Sela seems just as enamored with Aisha as Aisha is with the infant siamang. At first, their relationship developed only under the watchful eye of protective mom Ellie.

She is the first siamang born at the Zoo in more than 10 years, so keepers weren’t sure how the much-larger orangutans that share their habitat would react. “They were really excited about the new baby,” says Tanya. And they have been gentle and respectful with the new arrival. “Ellie is usually fine with the orangutans coming close.” If their adoring gazes and gentle caresses get to be too much, “She just takes Sela and moves away.”

A simang’s expandable throat sac amplifies its calls and songs—which can be heard throughout the Zoo each morning.

Six-year-old orangutan Aisha is especially captivated by Sela, and the admiration seems mutual. Aisha was somewhat of a preapproved playmate. “Unkie and Ellie have a really great relationship with Aisha,” says Tanya. “They have plenty of familiarity playing and wrestling with her, and she’s been completely appropriate in her behavior toward Sela.”

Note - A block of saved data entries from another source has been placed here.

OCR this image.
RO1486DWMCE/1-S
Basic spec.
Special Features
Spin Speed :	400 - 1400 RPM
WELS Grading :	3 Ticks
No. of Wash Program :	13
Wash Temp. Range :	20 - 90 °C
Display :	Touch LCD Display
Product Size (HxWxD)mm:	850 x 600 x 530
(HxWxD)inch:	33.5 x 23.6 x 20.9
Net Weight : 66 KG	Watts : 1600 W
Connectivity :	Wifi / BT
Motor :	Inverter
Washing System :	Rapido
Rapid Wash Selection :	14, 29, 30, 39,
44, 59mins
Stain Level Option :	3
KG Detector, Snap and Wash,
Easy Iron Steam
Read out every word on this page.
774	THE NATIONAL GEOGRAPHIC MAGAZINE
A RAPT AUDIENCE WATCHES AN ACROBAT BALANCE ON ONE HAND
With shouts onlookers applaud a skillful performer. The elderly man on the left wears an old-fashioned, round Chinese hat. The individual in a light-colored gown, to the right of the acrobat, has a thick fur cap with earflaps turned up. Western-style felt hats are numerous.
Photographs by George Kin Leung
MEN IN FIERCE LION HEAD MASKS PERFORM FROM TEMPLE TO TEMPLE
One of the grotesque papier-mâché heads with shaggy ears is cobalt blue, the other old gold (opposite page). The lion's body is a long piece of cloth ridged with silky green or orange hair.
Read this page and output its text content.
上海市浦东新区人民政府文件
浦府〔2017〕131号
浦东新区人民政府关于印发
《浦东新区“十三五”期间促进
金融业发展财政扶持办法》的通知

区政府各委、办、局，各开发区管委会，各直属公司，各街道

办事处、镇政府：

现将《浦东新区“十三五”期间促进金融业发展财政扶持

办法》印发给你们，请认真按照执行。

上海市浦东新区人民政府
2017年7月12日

Unlike most other primates, male and female siamangs typically pair up as adults and often spend the rest of their lives together. Pairs establish and maintain their territories—and reinforce their bond—by singing. Each siamang pair creates a distinctive duet all its own. “The longer they are together, the more unique their song becomes,” says Tanya. Thanks to an inflatable throat sac, the resonant songs can be heard up to a mile away.

One important infant developmental milestone—which Sela has already mastered—is “climbs up on mom.” Go girl!

Unkie and Ellie have been together since 1987, and their duet is particular to them. It’s something that Zoo regulars have come to expect and look forward to each morning. The pair’s bond is strong, too. Keepers say that before Sela was born, it wasn’t unusual to find them asleep in each other’s embrace in the morning. While Sela is the one that currently curls up with mom, her parents’ bond is as strong as ever. With parents like these, and a healthy infant, congratulations are in order all around.